Disability is a broad, heterogeneous, and porous identity, and that diversity is reflected in the variety of bodily conditions under discussion here, including autism and intellectual disability, deafness, blindness, and mobility impairment often coupled with bodily deformity. Cultural Disability Studies has, from its inception, been oriented toward physical and sensory disabilities, and has generally been less effective in dealing with cognitive and intellectual impairments and with the sorts of emotions and behaviors that in our era are often medicalized as "mental illness." In that context, it is notable that so many of these essays are centrally concerned with madness, that broad and ever-shifting cultural category.
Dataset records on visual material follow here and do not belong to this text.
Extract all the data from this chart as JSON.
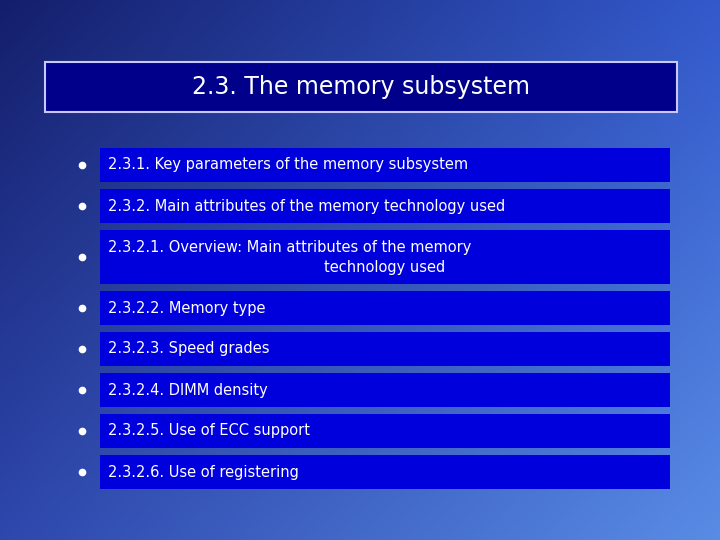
{
  "title": "2.3. The memory subsystem",
  "title_box_color": "#00008B",
  "title_text_color": "#ffffff",
  "title_border_color": "#c8c8ff",
  "bullet_box_color": "#0000dd",
  "bullet_text_color": "#ffffff",
  "bullet_dot_color": "#ffffff",
  "items": [
    "2.3.1. Key parameters of the memory subsystem",
    "2.3.2. Main attributes of the memory technology used",
    "2.3.2.1. Overview: Main attributes of the memory\ntechnology used",
    "2.3.2.2. Memory type",
    "2.3.2.3. Speed grades",
    "2.3.2.4. DIMM density",
    "2.3.2.5. Use of ECC support",
    "2.3.2.6. Use of registering"
  ],
  "item_font_size": 10.5,
  "title_font_size": 17,
  "bg_topleft": [
    0.08,
    0.12,
    0.42
  ],
  "bg_topright": [
    0.2,
    0.35,
    0.8
  ],
  "bg_botleft": [
    0.18,
    0.28,
    0.68
  ],
  "bg_botright": [
    0.35,
    0.55,
    0.9
  ]
}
There is also in impressive diversity of subject matter including YouTube videos, Ghanaian drumming, Cirque du Soleil, piano competitions, castrati, medieval smoking songs, and popular musicals. Amid this diversity of time, place, style, medium, and topic, the chapters share two core commitments.0First, they are united in their theoretical and methodological connection to Disability Studies, especially its central idea that disability is a social and cultural construction. Disability both shapes and is shaped by culture, including musical culture. Second, these essays individually and collectively make the case that disability is not something at the periphery of culture and music, but something central to our art and to our humanity.